The phrase “It could be worse,” in reference to having Type 1 diabetes should only be uttered by people actually living with the disease.
When my son was first diagnosed with Type 1 diabetes almost two years ago, I heard that ‘it could be worse’ from many, many people. Sometimes I would smile, sometimes I would agree. Other days, when I didn’t want to hear it, I replied, “Yeah it could be you.” Forgive me for that, I was in pain from the diagnosis. Regardless of what my response was, it was a phrase that was said to me on more than one occasion, and if I truly think about it, it was said to me more on than 20 occasions.
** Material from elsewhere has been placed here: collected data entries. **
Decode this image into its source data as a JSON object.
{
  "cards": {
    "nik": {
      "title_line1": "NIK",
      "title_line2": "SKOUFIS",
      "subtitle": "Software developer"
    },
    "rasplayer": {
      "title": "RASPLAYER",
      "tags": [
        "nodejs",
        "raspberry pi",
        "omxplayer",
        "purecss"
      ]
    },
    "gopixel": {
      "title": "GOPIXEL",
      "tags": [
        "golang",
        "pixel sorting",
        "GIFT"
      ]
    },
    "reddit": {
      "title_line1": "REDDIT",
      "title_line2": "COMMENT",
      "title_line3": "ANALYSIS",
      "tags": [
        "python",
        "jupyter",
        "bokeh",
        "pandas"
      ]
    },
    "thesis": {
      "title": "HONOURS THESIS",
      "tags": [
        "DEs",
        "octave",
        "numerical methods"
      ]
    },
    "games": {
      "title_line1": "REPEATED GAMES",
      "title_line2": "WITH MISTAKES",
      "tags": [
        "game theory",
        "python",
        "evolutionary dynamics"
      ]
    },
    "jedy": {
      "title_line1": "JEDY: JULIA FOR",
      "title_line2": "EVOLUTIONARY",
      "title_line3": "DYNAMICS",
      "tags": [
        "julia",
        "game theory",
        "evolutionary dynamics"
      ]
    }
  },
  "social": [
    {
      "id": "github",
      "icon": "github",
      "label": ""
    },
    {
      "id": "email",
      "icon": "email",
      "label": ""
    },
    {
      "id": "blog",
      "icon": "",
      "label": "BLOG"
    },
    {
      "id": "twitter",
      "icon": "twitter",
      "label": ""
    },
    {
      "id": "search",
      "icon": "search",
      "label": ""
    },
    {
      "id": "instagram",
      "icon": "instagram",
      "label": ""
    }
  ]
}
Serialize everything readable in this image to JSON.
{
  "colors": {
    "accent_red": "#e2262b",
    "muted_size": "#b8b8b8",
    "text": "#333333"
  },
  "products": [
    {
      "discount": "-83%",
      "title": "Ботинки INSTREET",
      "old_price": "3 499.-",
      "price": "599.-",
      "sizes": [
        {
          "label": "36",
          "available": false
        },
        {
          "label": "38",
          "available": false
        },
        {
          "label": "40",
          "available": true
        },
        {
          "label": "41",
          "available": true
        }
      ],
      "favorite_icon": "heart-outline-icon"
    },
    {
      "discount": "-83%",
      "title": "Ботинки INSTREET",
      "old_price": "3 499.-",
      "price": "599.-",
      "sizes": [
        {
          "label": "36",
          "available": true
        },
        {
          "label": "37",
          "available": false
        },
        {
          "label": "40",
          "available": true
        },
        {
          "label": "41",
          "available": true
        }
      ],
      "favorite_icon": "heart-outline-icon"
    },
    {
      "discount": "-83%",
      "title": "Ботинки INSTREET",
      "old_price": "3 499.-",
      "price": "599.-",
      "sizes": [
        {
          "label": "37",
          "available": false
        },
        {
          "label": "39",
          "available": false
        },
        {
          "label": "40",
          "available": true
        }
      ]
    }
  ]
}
Time went on, the diagnosis became old news and we were successfully living with Type 1 diabetes. The ‘it could be worse’ comments stopped from outsiders, but they started to come from me. People would tell me that they didn’t know how I was doing it, raising a 4 year old with Type 1 diabetes, and I would answer, “It could be worse.” I meant it. I didn’t want a pity party for raising my son. I was happy. He was happy. We were doing ok, and we didn’t need people to feel sorry for us. I answered, “It could be worse,” to put their mind at ease that we were doing fine.
I know in my heart as a parent that it actually could be worse, but now as I have evolved and grown again with this disease, I don’t say that phrase anymore. In fact, I am ashamed that I ever actually said it. Not because I don’t think it some time, but because I am not the one living with Type 1 diabetes, I am just the caretaker. I don’t have the right or authority to say that ‘it could be worse’ in reference to the disease that my son is living with. Only he can make that call.
I started thinking about this phrase this weekend at camp. There were many parents there with older children. They were diagnosed older than my son, so the level of hands-on care that they provide is different. Some had not given a shot to their child or themselves. I say themselves because before I do anything to my son I do it to myself including give a shot to myself, do a site change on myself, check my own sugar, and my son has done all these things to me too. The level of hands-on care is quite different with younger children. Ok, getting back to ‘it could be worse,’ many of these parents used this phrase.
They feel their life has returned to normal since diagnosis, and they claimed that living with diabetes wasn’t that bad and it could be worse…FOR THEM (added by me). Because we were in a parent session there were no children around, but I wanted to scream to them, “It could be worse for who? You? Or you child?” Was anyone asking their children how they felt pricking their finger 10 times a day? Was anyone asking their child how they felt giving themselves shots or changing their own pump site? Was anyone asking their children if anyone laughs at them at school now that they are different?
Now, let me say this, I am not judging these parents. Everyone is different. And maybe their lives haven’t changed that much. Maybe they’re in denial. But I really wonder when my son, or these kids, are checking their sugar, changing their pump sites, weighing their food, counting their carbs, treating their lows, and feeling their highs if they truly believe that it could be worse. Maybe? Maybe not? But it’s not for me to say.